NONG: Apa pentingnya membahas tema-tema tersebut untuk konteks Indonesia sekarang?

KAUTSAR: Tema-tema itu tidak datang dengan sendirinya. Kita mengambilnya dari realitas sosial yang terjadi di masyarakat kita sehari-hari. Kita sering menyaksikan --misalnya-- para pejabat menghadiri peringatan Natal dan mengucapkan selamat Natal. Pembawa acara di televisi pun umumnya tak sungkan mengucapkan selamat Natal. Kita secara ringan saja mengucapkan salam kepada nonmuslim, atau ada juga yang melakukan perkawinan beda agama.
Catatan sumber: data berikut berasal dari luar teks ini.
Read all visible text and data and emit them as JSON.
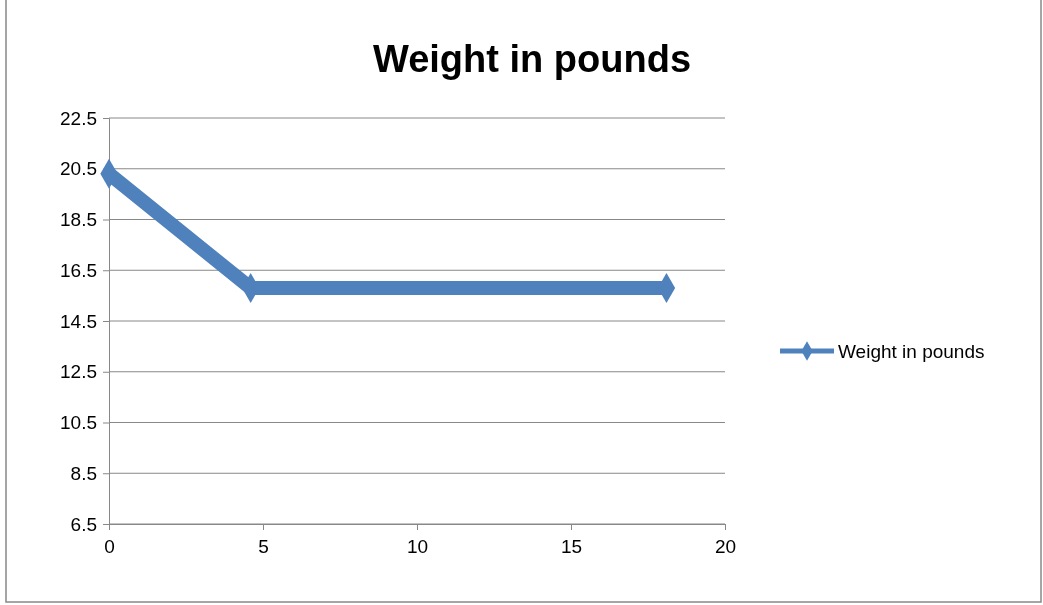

Nah, semua itu merupakan persoalan-persoalan yang riil di masyarakat. Tapi sayangnya, belum ada fikih yang membicarakan persoalan tersebut secara agak tuntas. Kalaupun fikihnya ditemukan, dia hanya berbentuk fikih klasik yang belum tentu mampu memberi jawaban atas persoalan-persoalan kekinian yang riil di masyarakat yang bercorak pluralistis. Makanya kita butuh fikih baru. Saya melihat, fikih lama yang menurut saya cenderung eksklusif itu, tidak cocok lagi menanggapi tantangan-tantangan masyarakat kini, yang anggota-anggotanya sudah memiliki kesadaran akan pentinganya pluralisme. Jadi, kalau ada teologi pluralis, kita juga butuh fikih pluralis. Fikih yang eksklusif tidak akan cocok dengan teologi pluralis. Fikih yang cenderung eksklusif hanya cocok untuk teologi yang eksklusif. Jadi, memang ada pasangannya masing-masing.

NONG: Tadi Anda menyebut fikih klasik sudah membahas sebagian dari tema-tema fikih lintas agama, tapi visinya masih eksklusif. Bisa Anda lebih jelaskan lagi?

KAUTSAR: Hm, memang untuk sebagaian sudah ada (pembahasannya). Misalnya, soal kawin beda agama. Dalam soal itu, sudah ada dua pendapat. Pendapat yang mayoritas dan sangat populer memang mengharamkan nikah beda agama. Meski begitu, bukan berarti tidak ada pendapat yang membolehkan. Hanya saja, yang dominan kan yang mengharamkan. Itu satu contoh.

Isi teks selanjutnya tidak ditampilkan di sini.